My Goal: Guide Your Firm To Alpha
by Justin Martin January 13, 2018
It’s one thing to run a law practice. It’s another thing to build a law business. The two are not synonymous. How so? You can have a successful law practice without having a successful business.
The metrics for measuring law practice success differ greatly from the metrics that define legal business success.
There are many reasons for this. One is, lawyers are prolific procrastinators. We all know it. The die is cast in law school, and then proliferates once we start practicing. There, the court system is built around our time management deficiencies, and by design, is extremely deadline driven. Hence, we tend to wrap things up right before each deadline expires. As a result, law practices tend to place a heavy emphasis on what’s due today and focus very few resources on tomorrow. Said another way, if there’s no deadline associated with it, we don’t see an action as particularly important.

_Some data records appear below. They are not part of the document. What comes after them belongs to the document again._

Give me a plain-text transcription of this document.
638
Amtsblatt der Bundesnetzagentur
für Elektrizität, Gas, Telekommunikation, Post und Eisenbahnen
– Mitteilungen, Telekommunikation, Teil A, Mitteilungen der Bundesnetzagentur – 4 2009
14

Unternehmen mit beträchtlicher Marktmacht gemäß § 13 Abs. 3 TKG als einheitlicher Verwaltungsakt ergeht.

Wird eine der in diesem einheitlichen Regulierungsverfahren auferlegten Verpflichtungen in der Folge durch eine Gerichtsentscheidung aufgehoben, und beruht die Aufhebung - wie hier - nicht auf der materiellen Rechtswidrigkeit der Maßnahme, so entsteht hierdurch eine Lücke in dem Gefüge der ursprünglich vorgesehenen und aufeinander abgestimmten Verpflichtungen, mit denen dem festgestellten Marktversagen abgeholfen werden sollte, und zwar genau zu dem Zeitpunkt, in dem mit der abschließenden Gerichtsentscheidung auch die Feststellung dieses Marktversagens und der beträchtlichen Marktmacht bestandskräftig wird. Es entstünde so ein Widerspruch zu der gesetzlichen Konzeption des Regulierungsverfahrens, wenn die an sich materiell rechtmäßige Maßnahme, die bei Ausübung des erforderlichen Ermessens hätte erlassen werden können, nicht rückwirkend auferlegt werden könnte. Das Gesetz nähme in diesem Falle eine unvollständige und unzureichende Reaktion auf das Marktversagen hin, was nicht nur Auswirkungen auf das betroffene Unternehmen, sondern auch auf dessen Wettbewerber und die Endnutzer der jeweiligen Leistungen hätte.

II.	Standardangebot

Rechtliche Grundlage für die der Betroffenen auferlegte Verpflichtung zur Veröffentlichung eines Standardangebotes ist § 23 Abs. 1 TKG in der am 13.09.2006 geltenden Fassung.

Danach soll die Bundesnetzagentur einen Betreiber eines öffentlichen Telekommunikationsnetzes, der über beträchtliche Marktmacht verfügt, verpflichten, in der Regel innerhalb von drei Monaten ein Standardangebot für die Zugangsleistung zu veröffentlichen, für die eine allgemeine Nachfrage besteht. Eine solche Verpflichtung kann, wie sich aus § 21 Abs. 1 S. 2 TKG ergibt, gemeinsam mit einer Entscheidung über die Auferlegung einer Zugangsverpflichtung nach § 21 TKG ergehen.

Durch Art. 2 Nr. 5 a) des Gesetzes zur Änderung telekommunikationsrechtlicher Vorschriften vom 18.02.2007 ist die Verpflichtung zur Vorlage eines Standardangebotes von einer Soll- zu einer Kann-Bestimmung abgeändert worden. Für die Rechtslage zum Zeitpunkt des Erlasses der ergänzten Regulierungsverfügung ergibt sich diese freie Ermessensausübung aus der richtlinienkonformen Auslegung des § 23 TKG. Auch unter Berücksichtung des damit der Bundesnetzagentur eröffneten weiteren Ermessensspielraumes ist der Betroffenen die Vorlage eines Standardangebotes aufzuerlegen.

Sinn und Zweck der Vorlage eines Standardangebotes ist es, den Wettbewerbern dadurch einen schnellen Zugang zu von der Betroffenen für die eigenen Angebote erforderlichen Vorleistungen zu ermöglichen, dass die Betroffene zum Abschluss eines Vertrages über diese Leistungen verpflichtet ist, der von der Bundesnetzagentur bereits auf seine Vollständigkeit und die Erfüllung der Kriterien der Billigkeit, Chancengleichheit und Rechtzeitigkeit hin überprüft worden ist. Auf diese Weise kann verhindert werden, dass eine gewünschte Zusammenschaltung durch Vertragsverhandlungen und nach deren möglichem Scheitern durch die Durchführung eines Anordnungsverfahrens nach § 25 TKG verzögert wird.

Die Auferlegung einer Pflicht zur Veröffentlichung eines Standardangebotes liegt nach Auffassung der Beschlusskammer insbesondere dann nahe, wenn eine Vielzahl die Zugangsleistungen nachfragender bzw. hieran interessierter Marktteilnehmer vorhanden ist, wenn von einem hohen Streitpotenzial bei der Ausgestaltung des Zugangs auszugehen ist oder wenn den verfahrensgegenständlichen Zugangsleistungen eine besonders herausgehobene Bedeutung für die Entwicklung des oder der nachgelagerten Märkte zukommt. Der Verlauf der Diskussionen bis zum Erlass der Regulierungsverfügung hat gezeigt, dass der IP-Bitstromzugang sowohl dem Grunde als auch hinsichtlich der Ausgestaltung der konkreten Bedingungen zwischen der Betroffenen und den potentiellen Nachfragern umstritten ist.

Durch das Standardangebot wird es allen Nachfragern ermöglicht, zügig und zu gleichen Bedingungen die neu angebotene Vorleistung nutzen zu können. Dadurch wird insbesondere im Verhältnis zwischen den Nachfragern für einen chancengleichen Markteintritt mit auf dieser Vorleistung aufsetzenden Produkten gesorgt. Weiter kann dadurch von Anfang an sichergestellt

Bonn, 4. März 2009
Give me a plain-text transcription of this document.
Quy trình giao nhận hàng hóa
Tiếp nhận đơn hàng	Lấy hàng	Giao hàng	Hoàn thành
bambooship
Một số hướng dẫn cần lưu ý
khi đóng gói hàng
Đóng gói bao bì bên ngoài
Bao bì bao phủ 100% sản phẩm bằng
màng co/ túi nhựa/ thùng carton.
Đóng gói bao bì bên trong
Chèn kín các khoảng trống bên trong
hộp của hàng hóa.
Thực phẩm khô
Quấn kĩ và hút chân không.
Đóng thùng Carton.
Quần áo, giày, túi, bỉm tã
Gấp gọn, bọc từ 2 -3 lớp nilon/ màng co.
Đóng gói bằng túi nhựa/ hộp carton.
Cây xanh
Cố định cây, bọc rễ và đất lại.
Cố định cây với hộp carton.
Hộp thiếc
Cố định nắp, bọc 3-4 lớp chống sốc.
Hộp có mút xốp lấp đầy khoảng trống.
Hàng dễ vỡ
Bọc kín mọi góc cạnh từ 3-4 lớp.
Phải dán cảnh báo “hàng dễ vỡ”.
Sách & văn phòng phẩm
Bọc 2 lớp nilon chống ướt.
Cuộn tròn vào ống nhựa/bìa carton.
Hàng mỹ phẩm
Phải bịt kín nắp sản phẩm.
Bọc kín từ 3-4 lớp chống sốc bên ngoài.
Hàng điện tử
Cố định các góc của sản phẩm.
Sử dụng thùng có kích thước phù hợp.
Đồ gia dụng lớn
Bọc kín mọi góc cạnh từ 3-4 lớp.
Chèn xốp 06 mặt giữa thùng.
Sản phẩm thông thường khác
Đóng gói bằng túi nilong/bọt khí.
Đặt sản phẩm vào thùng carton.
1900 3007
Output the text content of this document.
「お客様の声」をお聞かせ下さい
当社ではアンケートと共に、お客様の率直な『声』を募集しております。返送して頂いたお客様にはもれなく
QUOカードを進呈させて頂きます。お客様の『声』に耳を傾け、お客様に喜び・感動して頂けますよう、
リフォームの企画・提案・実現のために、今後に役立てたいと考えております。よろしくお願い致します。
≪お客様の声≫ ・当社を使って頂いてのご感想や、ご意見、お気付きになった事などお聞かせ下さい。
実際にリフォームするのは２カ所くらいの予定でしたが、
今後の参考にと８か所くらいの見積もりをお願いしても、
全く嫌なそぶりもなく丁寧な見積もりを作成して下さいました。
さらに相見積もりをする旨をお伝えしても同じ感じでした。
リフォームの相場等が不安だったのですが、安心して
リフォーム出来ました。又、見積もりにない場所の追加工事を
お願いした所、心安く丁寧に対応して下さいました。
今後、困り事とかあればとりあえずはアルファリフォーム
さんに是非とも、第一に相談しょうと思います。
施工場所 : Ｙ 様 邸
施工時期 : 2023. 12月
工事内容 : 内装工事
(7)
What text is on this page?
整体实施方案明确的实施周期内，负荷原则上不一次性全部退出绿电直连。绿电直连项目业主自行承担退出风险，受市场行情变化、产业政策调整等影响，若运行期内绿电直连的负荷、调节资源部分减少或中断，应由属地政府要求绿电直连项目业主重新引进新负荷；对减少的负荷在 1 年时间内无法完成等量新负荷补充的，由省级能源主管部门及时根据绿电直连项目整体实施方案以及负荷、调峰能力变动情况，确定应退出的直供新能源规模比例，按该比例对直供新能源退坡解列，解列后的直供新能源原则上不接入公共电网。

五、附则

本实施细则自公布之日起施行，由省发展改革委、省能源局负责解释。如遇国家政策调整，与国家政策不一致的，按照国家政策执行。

But, in business certain actions are extremely important. In business, there are certain precepts that are paramount. In business, it is universally accepted that what gets measured gets managed. Which means that successful management starts with the action of measuring the right things. In business, inputs happen far in advance of outputs. Sales funnels are inputs, and sales metrics count in today’s highly competitive marketing economy! We don’t learn this in law school.
As a result, when it comes to navigating sales metrics terrains, I find that most law firms are comfortable playing the role of tourists, and put their firm’s future and safety in the hands of tour guides. The truth, in my opinion, is the tour guides often take you where they are safe, and not where you’ll be safe. I’m talking about economic safety. I’m talking about the safety of having a sustainable profit model. I’m talking about the safety of laying the foundation for tomorrow’s competitive advantage today.
As your tour guide, I plan on challenging you to educate yourself about the marketing plan for your business. I plan on guiding you towards places where consensus has not yet converged. Why? Because the price of a marketing opportunity, at a given point in time, reflects the consensus of other firm’s investing in the same opportunity. This is the place where returns are marginal or average at best. Average returns are average. Safe, but average.
Longterm strategy should include seeking above average returns – finding Alpha.
Above average returns arise when firms execute marketing strategy that’s not just about being right, but about being more right than the consensus. My purpose is to guide you to Alpha.